The hike is short, but painful as my gear spills out of my sled at every incline. I concede, “You guys go on without me… This is going to take two trips.” Strangely enough, I still feel better off than Matt, whose rolling luggage looks as if he’s lost on the way to an airport.
After reconvening at the lake, we take to the ice rather sketchily, browsing the shoreline for a clearing big enough for our 10-man tent, that also has shelter from wind, ample firewood, free Wi-Fi, etc. But the forest is far too dense. We finally set up camp on the ice and open a few celebratory beers.
“Wow… Perfect timing,” Mitch drawls sarcastically as the remainder of our group, Kyle, Andrew and Adam, shuffle in to camp—conveniently only after the tent is set up. The work is done, but we’re still happy that everyone has made it out. That’s what friends are for, right?
Friends are also for getting firewood. And, we must build a fire to end all fires. However, this amounts to nothing more than a smoky, soggy mess. I’m also not sure if our propane had gelled from the cold, but dinner required more instances of rogue flame-throwing stoves than I’m comfortable with. After a modest campfire and a bit of moon-gazing, the exhaustion draws us to the tent like zombies.
A splitting headache wakes me up. I’ve had far colder sleeps on trips when I’ve come less prepared, but the night is still restless. Disturbing dreams and odd semi-hallucinations are a common point of discussion among the group. Even with the carbon monoxide alarm, I wonder if we had our brush with the ‘silent killer?’ Or maybe just a few too many celebratory beers.

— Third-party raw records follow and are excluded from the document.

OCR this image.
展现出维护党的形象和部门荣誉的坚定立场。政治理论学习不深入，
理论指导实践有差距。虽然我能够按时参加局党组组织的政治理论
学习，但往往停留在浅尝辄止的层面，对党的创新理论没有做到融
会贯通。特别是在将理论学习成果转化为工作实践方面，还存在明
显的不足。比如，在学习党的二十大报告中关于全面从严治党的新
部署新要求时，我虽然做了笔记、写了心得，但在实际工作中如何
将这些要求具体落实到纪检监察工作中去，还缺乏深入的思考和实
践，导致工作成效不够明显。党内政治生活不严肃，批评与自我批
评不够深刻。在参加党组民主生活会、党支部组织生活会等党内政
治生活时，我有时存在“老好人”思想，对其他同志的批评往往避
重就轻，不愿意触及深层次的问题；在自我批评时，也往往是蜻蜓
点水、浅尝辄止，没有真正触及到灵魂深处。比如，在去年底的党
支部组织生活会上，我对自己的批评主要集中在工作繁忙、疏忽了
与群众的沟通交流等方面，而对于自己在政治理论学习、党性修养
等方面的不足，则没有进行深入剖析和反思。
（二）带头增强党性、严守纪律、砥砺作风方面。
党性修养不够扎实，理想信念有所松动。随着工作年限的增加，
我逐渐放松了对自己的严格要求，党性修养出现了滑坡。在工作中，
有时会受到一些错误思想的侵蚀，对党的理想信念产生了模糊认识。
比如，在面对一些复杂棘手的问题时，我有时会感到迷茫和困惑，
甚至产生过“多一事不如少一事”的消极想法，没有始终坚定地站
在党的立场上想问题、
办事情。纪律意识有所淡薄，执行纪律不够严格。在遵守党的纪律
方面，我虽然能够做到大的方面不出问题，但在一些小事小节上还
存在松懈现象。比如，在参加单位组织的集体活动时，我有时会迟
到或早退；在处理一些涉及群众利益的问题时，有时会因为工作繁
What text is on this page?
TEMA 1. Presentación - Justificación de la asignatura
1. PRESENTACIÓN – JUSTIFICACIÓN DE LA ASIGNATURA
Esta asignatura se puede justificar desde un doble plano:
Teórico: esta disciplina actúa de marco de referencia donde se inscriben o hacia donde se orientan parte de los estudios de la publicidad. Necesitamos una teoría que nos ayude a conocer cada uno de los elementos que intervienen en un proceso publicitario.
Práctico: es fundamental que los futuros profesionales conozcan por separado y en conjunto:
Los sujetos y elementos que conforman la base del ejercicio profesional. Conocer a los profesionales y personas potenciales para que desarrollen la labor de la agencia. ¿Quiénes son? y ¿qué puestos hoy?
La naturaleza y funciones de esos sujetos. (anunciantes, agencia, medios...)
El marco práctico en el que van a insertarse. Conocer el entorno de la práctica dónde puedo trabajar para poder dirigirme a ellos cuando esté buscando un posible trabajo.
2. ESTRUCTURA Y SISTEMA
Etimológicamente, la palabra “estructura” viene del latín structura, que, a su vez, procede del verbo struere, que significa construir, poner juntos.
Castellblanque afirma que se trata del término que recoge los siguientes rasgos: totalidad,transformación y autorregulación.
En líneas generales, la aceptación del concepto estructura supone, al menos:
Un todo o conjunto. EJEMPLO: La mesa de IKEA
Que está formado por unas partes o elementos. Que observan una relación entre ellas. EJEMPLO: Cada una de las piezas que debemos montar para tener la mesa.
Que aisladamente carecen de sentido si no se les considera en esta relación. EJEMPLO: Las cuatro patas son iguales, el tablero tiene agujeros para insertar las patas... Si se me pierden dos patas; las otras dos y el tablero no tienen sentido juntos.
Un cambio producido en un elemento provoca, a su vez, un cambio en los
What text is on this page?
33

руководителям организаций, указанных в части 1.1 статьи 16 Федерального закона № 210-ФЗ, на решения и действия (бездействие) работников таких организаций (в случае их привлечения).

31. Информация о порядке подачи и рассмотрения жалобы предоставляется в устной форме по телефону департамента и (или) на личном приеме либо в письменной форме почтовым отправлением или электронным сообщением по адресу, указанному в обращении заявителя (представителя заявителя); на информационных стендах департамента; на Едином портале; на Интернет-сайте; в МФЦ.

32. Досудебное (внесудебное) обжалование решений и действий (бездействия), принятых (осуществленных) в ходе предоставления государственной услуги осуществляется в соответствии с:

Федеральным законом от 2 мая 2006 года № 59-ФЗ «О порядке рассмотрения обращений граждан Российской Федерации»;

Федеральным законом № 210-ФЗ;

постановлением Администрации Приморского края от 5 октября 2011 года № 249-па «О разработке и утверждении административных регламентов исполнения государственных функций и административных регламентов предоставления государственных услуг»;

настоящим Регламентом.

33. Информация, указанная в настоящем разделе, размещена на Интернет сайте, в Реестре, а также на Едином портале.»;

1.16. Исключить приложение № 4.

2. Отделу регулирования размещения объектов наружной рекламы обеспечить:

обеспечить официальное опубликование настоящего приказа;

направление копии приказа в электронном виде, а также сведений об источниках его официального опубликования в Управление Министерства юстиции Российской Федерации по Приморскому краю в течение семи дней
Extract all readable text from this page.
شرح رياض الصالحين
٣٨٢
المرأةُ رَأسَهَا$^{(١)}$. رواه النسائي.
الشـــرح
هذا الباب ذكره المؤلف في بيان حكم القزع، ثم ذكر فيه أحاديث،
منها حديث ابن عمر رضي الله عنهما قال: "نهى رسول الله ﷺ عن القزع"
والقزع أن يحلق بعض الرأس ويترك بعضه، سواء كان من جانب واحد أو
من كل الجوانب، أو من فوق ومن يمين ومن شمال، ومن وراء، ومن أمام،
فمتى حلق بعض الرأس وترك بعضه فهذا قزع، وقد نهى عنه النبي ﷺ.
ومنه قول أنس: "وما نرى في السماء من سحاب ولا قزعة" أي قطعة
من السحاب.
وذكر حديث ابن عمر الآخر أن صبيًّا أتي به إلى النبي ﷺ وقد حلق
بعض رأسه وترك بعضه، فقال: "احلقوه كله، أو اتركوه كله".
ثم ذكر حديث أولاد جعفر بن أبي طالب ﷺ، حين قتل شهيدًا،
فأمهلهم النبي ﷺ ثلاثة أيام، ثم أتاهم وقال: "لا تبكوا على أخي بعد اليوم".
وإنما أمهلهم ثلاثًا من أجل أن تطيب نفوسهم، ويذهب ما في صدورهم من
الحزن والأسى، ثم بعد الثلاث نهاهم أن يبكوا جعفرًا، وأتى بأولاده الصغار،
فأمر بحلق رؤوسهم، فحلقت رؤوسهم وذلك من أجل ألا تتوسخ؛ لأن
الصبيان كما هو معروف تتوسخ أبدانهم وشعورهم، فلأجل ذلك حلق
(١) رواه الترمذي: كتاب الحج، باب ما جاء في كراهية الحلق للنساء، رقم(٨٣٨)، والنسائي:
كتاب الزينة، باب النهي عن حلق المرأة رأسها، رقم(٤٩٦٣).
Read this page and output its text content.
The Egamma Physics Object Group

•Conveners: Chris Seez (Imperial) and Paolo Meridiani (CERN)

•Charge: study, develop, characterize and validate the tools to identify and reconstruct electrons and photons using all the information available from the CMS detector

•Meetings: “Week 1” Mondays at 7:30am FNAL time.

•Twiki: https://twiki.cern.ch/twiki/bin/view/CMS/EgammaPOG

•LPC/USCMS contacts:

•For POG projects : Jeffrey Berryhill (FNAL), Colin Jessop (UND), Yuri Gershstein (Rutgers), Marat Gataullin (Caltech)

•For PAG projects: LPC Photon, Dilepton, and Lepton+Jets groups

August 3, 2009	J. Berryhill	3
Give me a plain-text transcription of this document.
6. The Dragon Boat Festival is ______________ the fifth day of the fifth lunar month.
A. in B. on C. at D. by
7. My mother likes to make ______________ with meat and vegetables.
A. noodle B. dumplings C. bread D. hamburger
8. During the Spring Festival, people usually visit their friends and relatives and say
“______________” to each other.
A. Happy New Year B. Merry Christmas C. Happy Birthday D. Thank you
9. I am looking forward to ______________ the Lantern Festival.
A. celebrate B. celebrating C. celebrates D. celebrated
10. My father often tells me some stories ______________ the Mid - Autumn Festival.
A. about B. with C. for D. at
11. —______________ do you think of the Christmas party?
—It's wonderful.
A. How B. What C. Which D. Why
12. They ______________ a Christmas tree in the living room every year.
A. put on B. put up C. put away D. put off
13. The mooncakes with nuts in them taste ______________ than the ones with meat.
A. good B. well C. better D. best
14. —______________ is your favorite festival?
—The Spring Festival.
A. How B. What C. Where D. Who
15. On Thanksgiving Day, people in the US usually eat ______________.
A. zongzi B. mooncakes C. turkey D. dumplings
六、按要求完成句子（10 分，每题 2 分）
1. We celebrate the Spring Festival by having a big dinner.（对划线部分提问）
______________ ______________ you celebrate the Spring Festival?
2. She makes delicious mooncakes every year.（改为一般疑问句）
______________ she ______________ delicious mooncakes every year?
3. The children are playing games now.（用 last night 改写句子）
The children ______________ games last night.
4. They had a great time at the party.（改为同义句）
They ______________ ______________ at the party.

I step outside and the icy winds strip any residual heat I carried with me from my sleeping bag. The nature of our conditions had been forgotten inside the tent. But a few freshly drilled holes with the hand auger wins my warmth back for a short while. I had my personal reasons for fishing Steiestol: besting my dad’s 9-lb. rainbow caught from the same lake when I was just starting kindergarten. After logging several hours, the record still haunts me.
Meanwhile, the rest of the group takes notice of my motionless figure in the distance, apprehensive to join. I don’t blame them. The wind, the cold, the brightness… everything adds up to make you just downright exhausted. And determination isn’t always enough to catch finicky rainbow trout.
The majority of the day is spent off the lake, in the cozy confines of the forest where we built the camp we should have had the night before. With such little energy, we opt for an all-day smorgasbord including: eight litres of chilli, a cauldron of Ramen, an entire lasagna and a few pounds of steak. Winter camping is nothing if not an excuse to test the limits of one’s appetite in good company.
Sleep comes easy with a full stomach. However, I’m reluctant to look outside the tent on the following morning. For as long as I’ve been pretending to sleep, the sound of ice pellets plinking against the tent entices me to lay on the ground forever. The hike back is going to be brutal, but at least I’m not alone.
For all of winter’s discomforts, there are positives to counter them. However, the room for error is minimal. Things get frozen. Gear breaks down. It seems like there’s a litany of things to go wrong if you’re unprepared. But staring down the barrel of uncertainty is always easier when you have friends to rely on—even if they show up late. And if they aren’t good for a joke or two, they usually happen to have packed ‘that thing’ you forgot.